My aunt A used to be visited by cousin B whenever he was in town for a conference. He received no invitation, and gave no warning; he would arrive in the early afternoon, and would not leave until five hours later once he had been served dinner. None of the usual hints that it was time to go worked. Having figured out the schedule of his conferences, my aunt A began buying the lowest-quality mince from the butcher, and serving it to the whole family on toast on the nights of cousin B's visits, without sauce or salt. After a few of these meals, the visits ceased.

Imagine whole lives that are like that all the time, and you'll have these short stories. Except often more R-rated, (I assume those anecdotes happen in my family too, I just haven't heard them), and with sharp class distinctions (I have no information on the financial position of Cousin B except for what's implied by 'in town for a conference'). This book of stories abridges human life, seldom feeling like parody by addition, but paring off most of the stuff that make it feel sensible while it's underway. There's not a lot of closure here. Stories may end with change or resolution, but they may just end at the point when the water is clear enough that you can see the sunken object from all angles. There's a lot of humour in them, and cruelty, and contempt, and... not kindness really, but some of the possible ways things can go well when you see humans in the round.

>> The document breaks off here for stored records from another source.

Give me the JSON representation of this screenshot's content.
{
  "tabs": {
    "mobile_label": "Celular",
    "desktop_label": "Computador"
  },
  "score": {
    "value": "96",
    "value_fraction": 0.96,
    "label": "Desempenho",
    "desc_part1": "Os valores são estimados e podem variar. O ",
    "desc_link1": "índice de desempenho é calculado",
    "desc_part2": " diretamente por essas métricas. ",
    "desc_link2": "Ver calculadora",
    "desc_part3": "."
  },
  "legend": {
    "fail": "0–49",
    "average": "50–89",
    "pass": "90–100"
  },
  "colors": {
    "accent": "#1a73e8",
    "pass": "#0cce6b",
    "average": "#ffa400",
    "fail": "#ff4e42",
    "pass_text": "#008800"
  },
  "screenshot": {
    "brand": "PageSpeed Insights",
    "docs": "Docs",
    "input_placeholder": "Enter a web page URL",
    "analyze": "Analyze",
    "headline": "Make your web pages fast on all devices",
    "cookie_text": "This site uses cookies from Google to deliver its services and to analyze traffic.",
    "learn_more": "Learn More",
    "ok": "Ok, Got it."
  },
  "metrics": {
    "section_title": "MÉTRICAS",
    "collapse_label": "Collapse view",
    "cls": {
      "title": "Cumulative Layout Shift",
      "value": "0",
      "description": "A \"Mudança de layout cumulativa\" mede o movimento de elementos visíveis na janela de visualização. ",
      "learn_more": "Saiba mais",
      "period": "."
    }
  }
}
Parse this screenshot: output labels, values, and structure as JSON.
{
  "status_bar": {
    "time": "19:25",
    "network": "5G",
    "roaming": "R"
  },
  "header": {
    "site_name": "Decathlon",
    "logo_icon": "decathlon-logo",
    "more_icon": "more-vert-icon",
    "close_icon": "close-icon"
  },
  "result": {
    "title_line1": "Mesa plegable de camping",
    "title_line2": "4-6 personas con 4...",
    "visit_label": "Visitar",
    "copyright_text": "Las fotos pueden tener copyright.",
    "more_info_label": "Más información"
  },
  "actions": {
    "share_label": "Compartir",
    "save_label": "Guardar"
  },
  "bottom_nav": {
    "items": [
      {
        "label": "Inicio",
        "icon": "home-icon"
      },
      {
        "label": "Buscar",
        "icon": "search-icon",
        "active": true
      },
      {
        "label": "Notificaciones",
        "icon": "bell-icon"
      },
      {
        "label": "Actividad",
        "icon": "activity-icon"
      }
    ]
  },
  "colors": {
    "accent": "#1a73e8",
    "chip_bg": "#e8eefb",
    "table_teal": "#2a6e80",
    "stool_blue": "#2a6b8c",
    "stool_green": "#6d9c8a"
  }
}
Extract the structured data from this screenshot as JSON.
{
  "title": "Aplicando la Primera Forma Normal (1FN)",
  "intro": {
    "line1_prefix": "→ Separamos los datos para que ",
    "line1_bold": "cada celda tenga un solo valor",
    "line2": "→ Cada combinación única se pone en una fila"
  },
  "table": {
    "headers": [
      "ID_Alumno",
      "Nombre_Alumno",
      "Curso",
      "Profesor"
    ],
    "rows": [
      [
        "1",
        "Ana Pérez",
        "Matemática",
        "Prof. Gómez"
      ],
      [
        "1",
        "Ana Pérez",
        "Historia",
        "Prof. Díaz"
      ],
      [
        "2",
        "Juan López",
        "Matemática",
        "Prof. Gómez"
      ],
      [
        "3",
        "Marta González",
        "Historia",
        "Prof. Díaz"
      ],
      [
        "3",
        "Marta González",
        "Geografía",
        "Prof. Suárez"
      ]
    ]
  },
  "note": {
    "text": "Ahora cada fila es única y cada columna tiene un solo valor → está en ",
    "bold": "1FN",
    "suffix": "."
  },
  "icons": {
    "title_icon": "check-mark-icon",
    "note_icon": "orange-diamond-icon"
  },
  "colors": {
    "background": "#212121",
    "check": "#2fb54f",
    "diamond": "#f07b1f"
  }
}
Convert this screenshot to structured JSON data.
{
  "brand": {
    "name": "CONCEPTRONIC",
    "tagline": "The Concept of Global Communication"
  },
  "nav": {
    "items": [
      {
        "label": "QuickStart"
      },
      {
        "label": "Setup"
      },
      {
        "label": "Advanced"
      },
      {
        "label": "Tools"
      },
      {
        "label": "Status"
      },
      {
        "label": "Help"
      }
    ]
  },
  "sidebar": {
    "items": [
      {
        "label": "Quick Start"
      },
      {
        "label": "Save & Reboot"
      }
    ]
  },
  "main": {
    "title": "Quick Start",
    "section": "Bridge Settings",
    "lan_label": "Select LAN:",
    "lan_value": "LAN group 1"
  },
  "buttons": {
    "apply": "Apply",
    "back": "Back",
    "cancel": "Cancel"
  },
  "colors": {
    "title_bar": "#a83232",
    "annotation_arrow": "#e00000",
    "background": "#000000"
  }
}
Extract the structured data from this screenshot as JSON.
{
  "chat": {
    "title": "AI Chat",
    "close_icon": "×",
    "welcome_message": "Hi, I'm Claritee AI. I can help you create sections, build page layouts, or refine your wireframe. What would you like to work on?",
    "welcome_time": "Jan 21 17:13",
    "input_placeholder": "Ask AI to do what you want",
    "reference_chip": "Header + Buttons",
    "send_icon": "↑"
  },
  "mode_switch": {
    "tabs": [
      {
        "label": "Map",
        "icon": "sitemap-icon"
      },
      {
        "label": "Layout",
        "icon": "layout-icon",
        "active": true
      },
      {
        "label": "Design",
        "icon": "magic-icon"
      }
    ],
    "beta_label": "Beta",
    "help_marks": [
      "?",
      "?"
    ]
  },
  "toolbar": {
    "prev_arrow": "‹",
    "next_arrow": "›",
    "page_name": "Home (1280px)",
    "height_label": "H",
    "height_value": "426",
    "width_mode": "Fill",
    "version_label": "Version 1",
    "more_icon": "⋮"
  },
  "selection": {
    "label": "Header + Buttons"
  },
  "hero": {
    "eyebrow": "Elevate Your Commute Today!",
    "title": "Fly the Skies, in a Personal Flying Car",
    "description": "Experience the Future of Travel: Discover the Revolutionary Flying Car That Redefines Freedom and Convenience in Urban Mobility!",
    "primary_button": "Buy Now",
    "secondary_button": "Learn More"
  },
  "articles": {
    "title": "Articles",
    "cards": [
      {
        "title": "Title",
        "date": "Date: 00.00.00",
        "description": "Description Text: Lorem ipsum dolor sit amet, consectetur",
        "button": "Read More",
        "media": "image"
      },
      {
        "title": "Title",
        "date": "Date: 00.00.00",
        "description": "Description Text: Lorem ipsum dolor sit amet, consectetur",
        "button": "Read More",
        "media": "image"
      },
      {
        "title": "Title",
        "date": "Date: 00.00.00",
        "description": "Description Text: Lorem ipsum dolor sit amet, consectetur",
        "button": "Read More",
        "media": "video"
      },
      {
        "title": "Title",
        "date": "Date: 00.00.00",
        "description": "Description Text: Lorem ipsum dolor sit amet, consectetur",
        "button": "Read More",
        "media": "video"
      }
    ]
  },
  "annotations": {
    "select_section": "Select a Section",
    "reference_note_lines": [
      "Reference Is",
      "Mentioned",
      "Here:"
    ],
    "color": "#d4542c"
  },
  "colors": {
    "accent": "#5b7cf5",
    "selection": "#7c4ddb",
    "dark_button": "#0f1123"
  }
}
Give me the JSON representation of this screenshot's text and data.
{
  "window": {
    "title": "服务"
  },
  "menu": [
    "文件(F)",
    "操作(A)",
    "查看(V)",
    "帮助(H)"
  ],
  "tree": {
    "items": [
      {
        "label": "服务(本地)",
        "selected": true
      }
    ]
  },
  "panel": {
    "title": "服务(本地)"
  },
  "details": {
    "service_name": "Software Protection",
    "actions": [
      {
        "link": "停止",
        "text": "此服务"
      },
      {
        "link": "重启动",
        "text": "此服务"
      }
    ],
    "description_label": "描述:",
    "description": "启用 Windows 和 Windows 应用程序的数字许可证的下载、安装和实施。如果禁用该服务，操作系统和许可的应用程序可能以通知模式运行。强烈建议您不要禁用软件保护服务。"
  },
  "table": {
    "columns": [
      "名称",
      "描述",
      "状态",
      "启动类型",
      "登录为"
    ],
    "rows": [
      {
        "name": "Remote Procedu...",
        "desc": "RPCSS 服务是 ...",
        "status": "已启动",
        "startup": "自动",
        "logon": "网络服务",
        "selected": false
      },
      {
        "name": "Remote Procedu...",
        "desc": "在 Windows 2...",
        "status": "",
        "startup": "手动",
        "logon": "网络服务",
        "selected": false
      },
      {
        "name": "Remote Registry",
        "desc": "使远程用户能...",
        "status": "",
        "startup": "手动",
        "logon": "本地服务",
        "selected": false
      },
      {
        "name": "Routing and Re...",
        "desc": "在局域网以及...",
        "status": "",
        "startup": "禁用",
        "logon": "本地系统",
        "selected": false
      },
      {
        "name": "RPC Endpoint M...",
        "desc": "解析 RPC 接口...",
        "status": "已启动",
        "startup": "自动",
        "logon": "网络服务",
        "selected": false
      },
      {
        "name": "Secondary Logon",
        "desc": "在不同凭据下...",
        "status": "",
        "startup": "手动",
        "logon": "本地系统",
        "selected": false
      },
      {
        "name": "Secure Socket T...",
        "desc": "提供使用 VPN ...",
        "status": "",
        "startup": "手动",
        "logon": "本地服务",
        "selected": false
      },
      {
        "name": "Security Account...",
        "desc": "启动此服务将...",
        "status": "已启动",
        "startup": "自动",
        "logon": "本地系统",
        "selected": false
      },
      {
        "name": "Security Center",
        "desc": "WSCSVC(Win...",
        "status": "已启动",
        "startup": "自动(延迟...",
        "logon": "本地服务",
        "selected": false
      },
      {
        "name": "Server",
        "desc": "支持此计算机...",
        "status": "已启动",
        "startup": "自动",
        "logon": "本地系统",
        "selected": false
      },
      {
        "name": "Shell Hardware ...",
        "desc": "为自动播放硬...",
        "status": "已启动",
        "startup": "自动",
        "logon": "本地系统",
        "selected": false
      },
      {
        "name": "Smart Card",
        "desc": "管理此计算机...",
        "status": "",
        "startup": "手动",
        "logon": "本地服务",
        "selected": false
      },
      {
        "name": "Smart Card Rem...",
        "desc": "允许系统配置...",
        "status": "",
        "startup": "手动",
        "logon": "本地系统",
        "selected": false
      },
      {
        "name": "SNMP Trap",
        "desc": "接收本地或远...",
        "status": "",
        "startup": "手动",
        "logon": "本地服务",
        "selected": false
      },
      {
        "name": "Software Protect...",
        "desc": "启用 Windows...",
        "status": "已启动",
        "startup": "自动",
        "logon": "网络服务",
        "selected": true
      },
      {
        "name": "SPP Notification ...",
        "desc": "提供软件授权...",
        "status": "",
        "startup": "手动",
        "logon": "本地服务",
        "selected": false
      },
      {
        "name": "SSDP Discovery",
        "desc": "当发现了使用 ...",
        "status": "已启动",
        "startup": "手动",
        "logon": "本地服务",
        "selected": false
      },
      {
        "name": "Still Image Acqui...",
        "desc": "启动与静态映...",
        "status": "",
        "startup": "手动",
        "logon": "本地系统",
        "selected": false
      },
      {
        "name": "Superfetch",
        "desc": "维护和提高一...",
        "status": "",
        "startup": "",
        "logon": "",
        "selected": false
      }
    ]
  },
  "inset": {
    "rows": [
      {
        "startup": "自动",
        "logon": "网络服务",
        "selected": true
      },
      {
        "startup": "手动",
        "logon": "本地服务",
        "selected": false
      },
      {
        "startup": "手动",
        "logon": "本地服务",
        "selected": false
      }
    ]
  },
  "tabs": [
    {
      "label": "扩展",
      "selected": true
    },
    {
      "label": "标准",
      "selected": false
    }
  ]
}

There are lines and moments when it falls over the line of believability for me and I think: this isn't humans anymore, the acid-pitted glass I'm looking through is now doing too much work. If there's one thing I find particularly hard to read, it's the contempt felt by the various narrators and protagonists - contempt for people's appearance, intelligence, weight, poverty, wealth. I sometimes thought, 'Yes, I get it, this is too much.' Though often the person the contempt is directed at is the narrator's mirror, only the narrator can't notice: an irony I didn't get tired of.

There are three stories here about men experiencing love at first sight, and the bizarre, cruel, threatening, and/or simply oblivious things they do in response. By the third one I was thinking 'How many of these will there be?' but that story seemed to know I was thinking it, and went off in a different direction.

There is a story in this book where a young man (who has an eating disorder) and his beloved uncle (who has a colostomy bag) eat cakes together, and the complete matter-of-factness with which they then go and deal with their mirrored digestive problems before getting on with the rest of their morning came across to me as both funny and touching. I trust these stories to do that. YMMV.